Événement

Pills for Prejudice: Implicit Bias and the Perils of Biologizing Racism

Mercredi, 24 octobre, 2018 16:30à18:00
Chancellor Day Hall Salle du Tribunal-École Maxwell-Cohen (NCDH 100), 3644 rue Peel, Montreal, QC, H3A 1W9, CA
Prix: 
Gratuit

Le Groupe de recherche en santé et droit (RGHL) présente sa conférence annuelle, laquelle sera prononcée par le professeur Jonathan Kahn, de Faculté de droit Mitchell Hamline (St. Paul, Minnesota).
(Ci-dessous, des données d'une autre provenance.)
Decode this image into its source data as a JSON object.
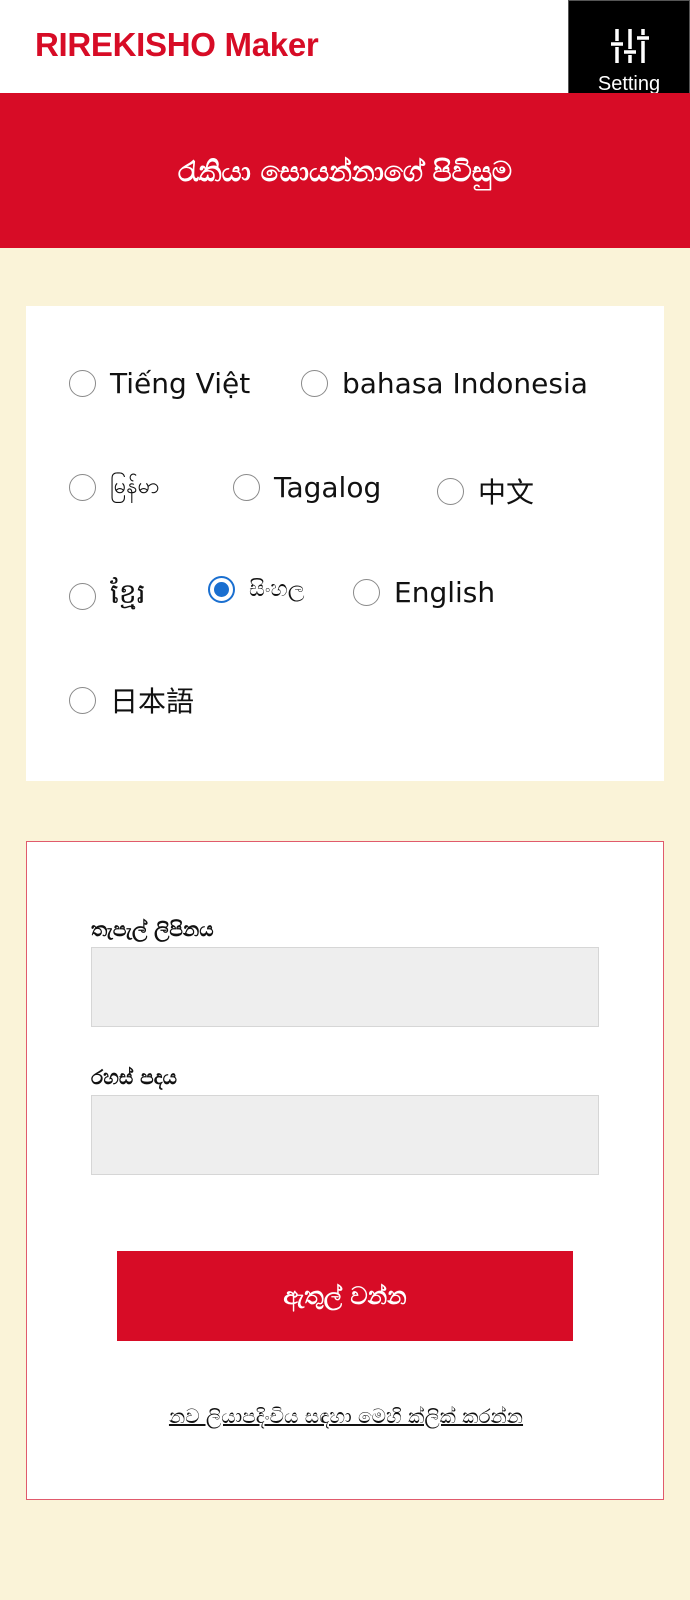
{
  "header": {
    "brand": "RIREKISHO Maker",
    "setting_label": "Setting",
    "setting_icon": "sliders-icon"
  },
  "banner": {
    "title": "රැකියා සොයන්නාගේ පිවිසුම"
  },
  "languages": {
    "selected": "sinhala",
    "options": [
      {
        "id": "vietnamese",
        "label": "Tiếng Việt"
      },
      {
        "id": "indonesian",
        "label": "bahasa Indonesia"
      },
      {
        "id": "burmese",
        "label": "မြန်မာ"
      },
      {
        "id": "tagalog",
        "label": "Tagalog"
      },
      {
        "id": "chinese",
        "label": "中文"
      },
      {
        "id": "khmer",
        "label": "ខ្មែរ"
      },
      {
        "id": "sinhala",
        "label": "සිංහල"
      },
      {
        "id": "english",
        "label": "English"
      },
      {
        "id": "japanese",
        "label": "日本語"
      }
    ]
  },
  "login": {
    "email_label": "තැපැල් ලිපිනය",
    "email_value": "",
    "password_label": "රහස් පදය",
    "password_value": "",
    "submit_label": "ඇතුල් වන්න",
    "register_link": "නව ලියාපදිංචිය සඳහා මෙහි ක්ලික් කරන්න"
  },
  "colors": {
    "brand_red": "#d70c26",
    "background": "#faf3d8",
    "radio_selected": "#1a6fd0"
  }
}
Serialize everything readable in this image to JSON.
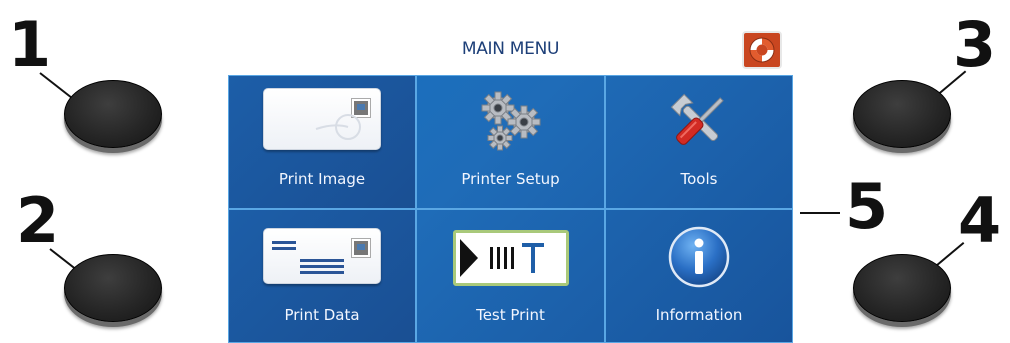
{
  "callouts": [
    "1",
    "2",
    "3",
    "4",
    "5"
  ],
  "screen": {
    "title": "MAIN MENU",
    "help_icon": "lifebuoy-help-icon",
    "tiles": [
      {
        "label": "Print Image",
        "icon": "print-image-card-icon"
      },
      {
        "label": "Printer Setup",
        "icon": "gears-icon"
      },
      {
        "label": "Tools",
        "icon": "screwdriver-wrench-icon"
      },
      {
        "label": "Print Data",
        "icon": "print-data-card-icon"
      },
      {
        "label": "Test Print",
        "icon": "test-print-icon"
      },
      {
        "label": "Information",
        "icon": "info-icon"
      }
    ]
  },
  "colors": {
    "tile_blue": "#1672c2",
    "help_orange": "#c94620",
    "title_blue": "#1d3f78"
  }
}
RSVP: rghl.law [at] mcgill.ca

Cette conférence est accréditée pour 1,5h de formation continue obligatoire pour juristes par un dispensateur reconnu.

Résumé

[En anglais seulement] Professor Kahn's talk, entitled Pills for Prejudice: Implicit Bias and the Perils of Biologizing Racism, will critically evaluate trends that may reduce understandings of racism to a mere biological phenomenon of mental health to be addressed primarily through individualized biomedical interventions – rather than as a social problem for which the entire polity bears responsibility.

Le conférencier

[En anglais seulement] Jonathan Kahn is the James E. Kelley Professor of Law at the Mitchell Hamline School of Law. He holds a Ph.D. in U.S. History from Cornell University and a J.D. from the Boalt Hall School of Law, U. of California, Berkeley. His current research focuses on the intersections of law and biotechnology, with particular attention to how regulatory mandates intersect with scientific, clinical and commercial practice in producing legal understandings of race and racism in American society. He is the author of Race in a Bottle: The Story of BiDil and Racialized Medicine in a Post-Genomic Age (Columbia University Press, 2012). His newest book is Race on the Brain: What Implicit Bias Gets Wrong About the Struggle for Racial Justice (Columbia University Press, 2018).